Regularly review supplier relationships
Some suppliers increase their MOQs or have a price point that makes it difficult for you to make a profit. If you have a strong relationship with them, your best option is usually to negotiate via supplier relationship management. But when that becomes impossible, it’s time to look at other options.
PRO TIP: Always try to negotiate supplier pricing before you start the relationship (even if it’s $1 or a few cents less than the listed price). The supplier is likely expecting some negotiations, and they will set the tone for your relationship. The worst-case scenario is that the supplier will say no.
Automate with technology
ERP (enterprise resource planning) and MRP (material requirements planning) platforms have automation at their core. Using the analytics these platforms offer makes it easier to manage your purchases and keep track of supplier MOQs. And because the software provides near real-time data, you can quickly change your buying habits to meet current needs.
Use MOQ to your advantage
Now that you know what MOQs are, how they’re calculated, and the impact of high and low MOQs on your inventory, you’re ready to start sourcing suppliers, negotiate pricing, and build long-term relationships.
Unify your inventory management with Shopify
Only Shopify POS helps you manage warehouse and retail store inventory from the same back office. Shopify automatically syncs stock quantities as you receive, sell, return, or exchange products online or in store—no manual reconciling necessary.
Minimum order quantity FAQ
How do you establish minimum order quantity?
- Take Inventory: Before you can determine a minimum order quantity, you need to know what your inventory levels are. Take a full inventory of the items you’re looking to order and determine how much you have in stock.
- Analyze Demand: After you know your inventory levels, analyze how much of the item you’re selling. Look at your sales data to get an idea of what the average demand is for the item and how often you need to replenish your stock.

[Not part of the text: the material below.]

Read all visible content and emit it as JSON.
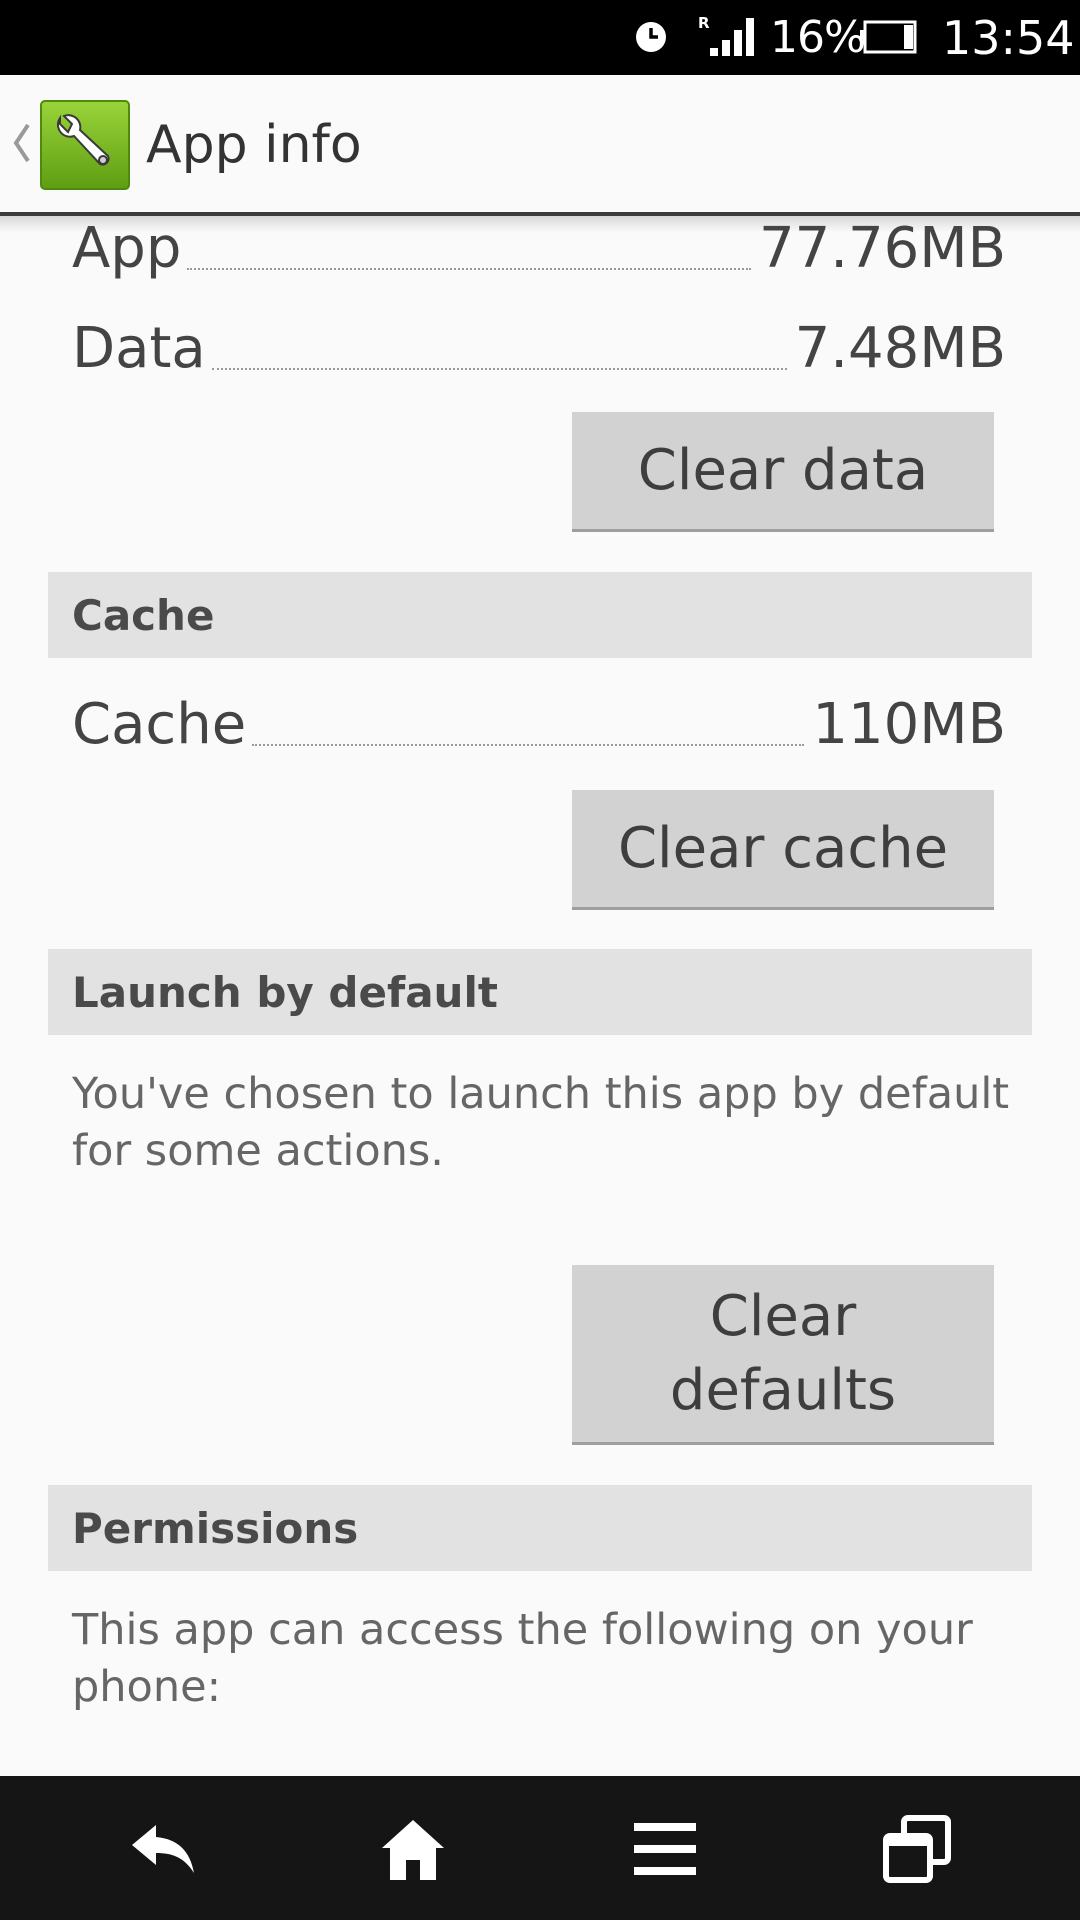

- Set Reorder Point: Use the inventory and demand information to set a reorder point. This is the point at which you will need to replenish your stock.
- Calculate Lead Time: Lead time is the amount of time it takes for you to receive your order. Consider how long it typically takes for your supplier to deliver the item and factor in any additional time needed for processing or customization.
- Determine Minimum Order Quantity: Once you have all the information, you can determine the minimum order quantity. This is the lowest amount of the item you need to order to restock the item.
What is the formula to calculate MOQ?
MOQ (Minimum Order Quantity) is typically calculated by dividing the total cost of the order by the unit cost of the product. The formula for this is: MOQ = Total Cost of Order / Unit Cost of Product
What is the difference between EOQ and MOQ?
EOQ stands for Economic Order Quantity and is the quantity of an item that should be ordered to minimize ordering and holding costs. MOQ stands for Minimum Order Quantity and is the smallest number of items a supplier will accept for an order. EOQ is based on the cost of ordering and holding, while MOQ is based on the supplier’s requirements.